Today you will read the news about Congress’s stimulus package and all the new services and benefits aimed at both keeping people safe from coronavirus and shoring-up our economy. At the practical ground level, consider how much of that package relies upon digital systems and infrastructure to deliver information and administer services to millions of citizens and businesses in need of help. 

The response to this pandemic will require an extraordinary surge in digital development to support everything from a ramp up of telehealth coronavirus testing services (“SEC. 3212. Telehealth network and telehealth grant programs”), digital resources and products to support new tax credits for paid sick and family medical leave, expanded resources and services under Medicare, Medicaid and CHIP and so much more. In addition, the massive surge in applications for unemployment benefits will need to be administered by state governments, many with digital products and infrastructure that are ill-equipped to meet the demand. These state systems received some upgrades following the unemployment surge that followed the subprime mortgage crisis, but unemployment applications are already higher than during any previous crisis. News in the coming days will undoubtedly spotlight failing systems and/or paper processes that have not yet been modernized.

At the Federal level, it is difficult to fully comprehend the expansive effort of government agencies that need to quickly realign processes and adapt their ways of working to support the pandemic response. To provide a thirty thousand foot view, this aggregation page from the General Services Administration (GSA) offers an extensive list of no less than 80 separate agencies who have created digital resources to help citizens and businesses understand new protocols and keep themselves safe. This list will undoubtedly grow.

In addition, many agencies at all levels (Federal, State and Local) primarily conduct on-site inspections, investigations and on-site walk-in services to meet their missions and serve citizens (think OSHA or APHIS). They will need to explore ways to adapt their processes and leverage technology to continue to operate under pandemic restrictions.

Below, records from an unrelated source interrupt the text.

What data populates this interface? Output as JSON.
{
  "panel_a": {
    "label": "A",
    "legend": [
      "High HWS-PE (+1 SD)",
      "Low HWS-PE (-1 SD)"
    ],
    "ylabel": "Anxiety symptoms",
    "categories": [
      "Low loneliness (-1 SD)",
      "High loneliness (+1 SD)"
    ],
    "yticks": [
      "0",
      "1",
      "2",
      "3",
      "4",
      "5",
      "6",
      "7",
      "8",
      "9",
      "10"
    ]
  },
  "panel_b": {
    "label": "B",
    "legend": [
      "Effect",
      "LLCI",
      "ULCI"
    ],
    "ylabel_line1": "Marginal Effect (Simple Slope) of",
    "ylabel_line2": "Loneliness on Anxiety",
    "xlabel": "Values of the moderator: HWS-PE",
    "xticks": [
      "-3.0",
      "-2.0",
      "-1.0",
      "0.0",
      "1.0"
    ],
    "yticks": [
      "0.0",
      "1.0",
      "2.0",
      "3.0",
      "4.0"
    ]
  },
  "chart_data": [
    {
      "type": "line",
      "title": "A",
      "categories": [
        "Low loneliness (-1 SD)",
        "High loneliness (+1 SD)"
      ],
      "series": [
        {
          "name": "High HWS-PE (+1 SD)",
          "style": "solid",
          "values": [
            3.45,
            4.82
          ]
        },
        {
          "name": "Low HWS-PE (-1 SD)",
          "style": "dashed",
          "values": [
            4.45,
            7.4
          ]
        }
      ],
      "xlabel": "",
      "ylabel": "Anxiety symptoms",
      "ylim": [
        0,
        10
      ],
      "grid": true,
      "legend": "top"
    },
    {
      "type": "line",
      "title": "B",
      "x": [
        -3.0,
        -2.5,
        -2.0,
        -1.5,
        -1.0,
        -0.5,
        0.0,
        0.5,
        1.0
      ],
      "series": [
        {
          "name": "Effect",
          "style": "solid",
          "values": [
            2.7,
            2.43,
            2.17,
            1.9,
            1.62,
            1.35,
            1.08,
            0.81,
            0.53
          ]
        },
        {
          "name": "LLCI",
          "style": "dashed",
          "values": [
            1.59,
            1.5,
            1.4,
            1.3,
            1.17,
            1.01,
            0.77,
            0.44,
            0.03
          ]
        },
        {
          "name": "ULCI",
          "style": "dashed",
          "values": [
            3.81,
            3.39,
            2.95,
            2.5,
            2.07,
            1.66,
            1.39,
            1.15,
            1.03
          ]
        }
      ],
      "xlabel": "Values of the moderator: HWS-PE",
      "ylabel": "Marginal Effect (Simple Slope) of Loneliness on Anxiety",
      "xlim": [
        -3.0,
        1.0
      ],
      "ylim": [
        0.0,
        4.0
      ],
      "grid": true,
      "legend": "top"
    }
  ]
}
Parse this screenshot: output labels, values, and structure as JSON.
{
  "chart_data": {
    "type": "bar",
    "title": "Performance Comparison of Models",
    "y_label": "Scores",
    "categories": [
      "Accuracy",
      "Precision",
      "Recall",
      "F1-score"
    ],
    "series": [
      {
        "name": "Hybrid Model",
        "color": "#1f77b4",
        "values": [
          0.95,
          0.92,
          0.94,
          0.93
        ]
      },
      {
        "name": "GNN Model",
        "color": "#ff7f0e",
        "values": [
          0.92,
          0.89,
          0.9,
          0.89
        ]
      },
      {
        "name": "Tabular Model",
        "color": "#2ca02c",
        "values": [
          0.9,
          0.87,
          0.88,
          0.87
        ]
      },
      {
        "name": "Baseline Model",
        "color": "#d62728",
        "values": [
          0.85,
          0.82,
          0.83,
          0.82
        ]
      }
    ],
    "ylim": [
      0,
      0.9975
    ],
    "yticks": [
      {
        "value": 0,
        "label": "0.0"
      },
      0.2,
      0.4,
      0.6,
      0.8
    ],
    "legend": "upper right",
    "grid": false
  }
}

The task at hand is enormous. However, public servants know how to innovate in a crisis. Agencies will use all the tools at their disposal to launch new services and adapt processes to meet the challenge. New contracts will need to be let and agencies might look to leverage faster procurement authorities such as OTAs and SIBRs (or STTRs, in partnership with academic or research institutions) to bring in outside resources. Contract officers might look to adapt these authorities so they can be leveraged for digital prototypes, but also for innovative communications projects that will help agencies inform citizens and businesses about available benefits.

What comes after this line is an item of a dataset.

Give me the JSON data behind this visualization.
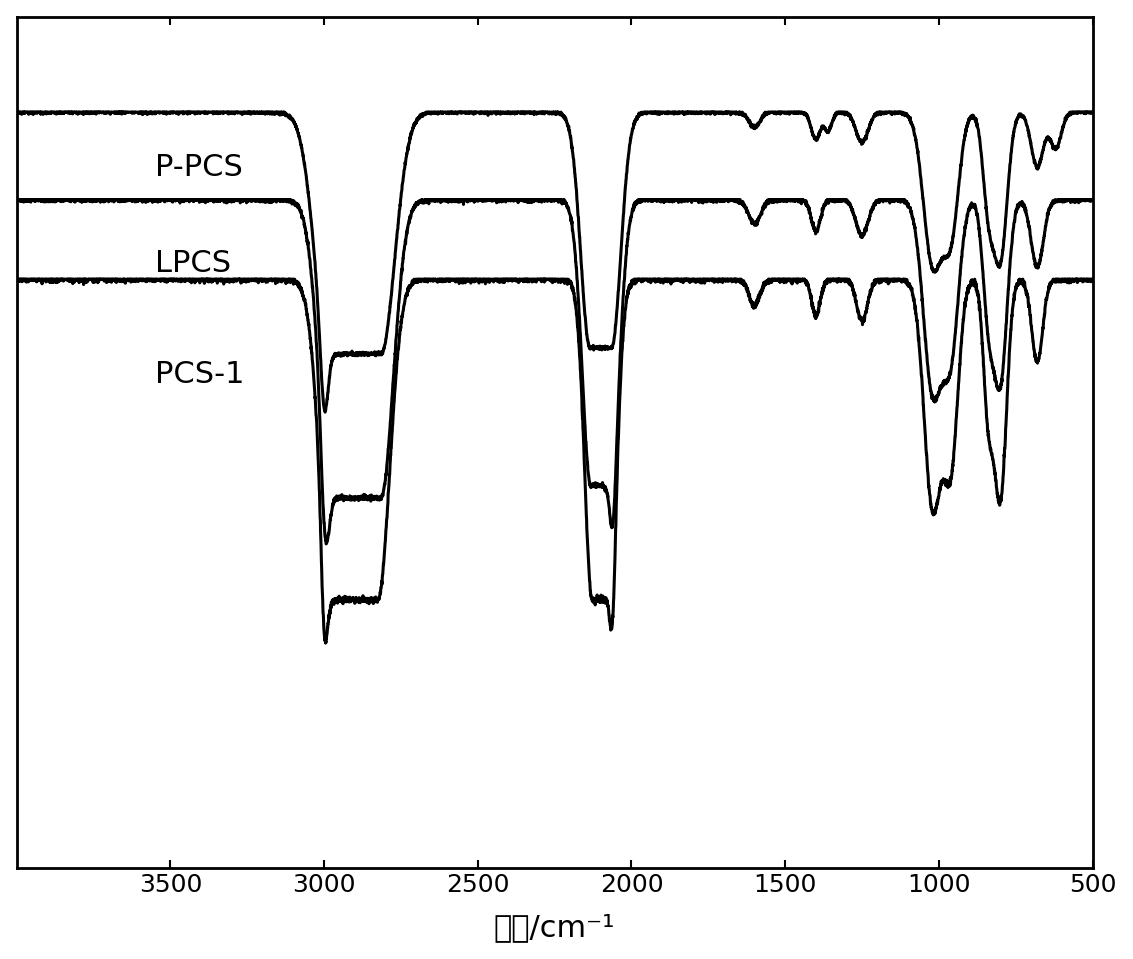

Of paramount importance, public servants with technical expertise must lead these initiatives to ensure that the products being developed will be successful and resilient, and above all, secure. In times of crisis, government leaders may want to react as quickly as humanly possible, sometimes relaxing security guardrails and skirting regulations in order to get information and services out to those who need them. Those responsible for these systems face the unenviable responsibility of balancing speed and security: ensuring that information makes it to those that desperately need it, but also protecting against the inevitable ‘bad actors’ looking to capitalize on the situation by compromising systems and spreading mis-information. 

Finally, government agencies with limited resources may look to the U.S. Digital Response initiative, a volunteer group of technologists that are seeking to form alliances with state and local governments and scrub-in on high-impact projects where they can help build digital tools to support the response. Initiatives like this, driven by grassroots volunteers, exemplify our passion and fortitude to come together in times of crisis.

The task at hand is enormous, but collectively we have both the expertise and will to stand-up digital systems to address these challenges and deliver benefits to those who need them.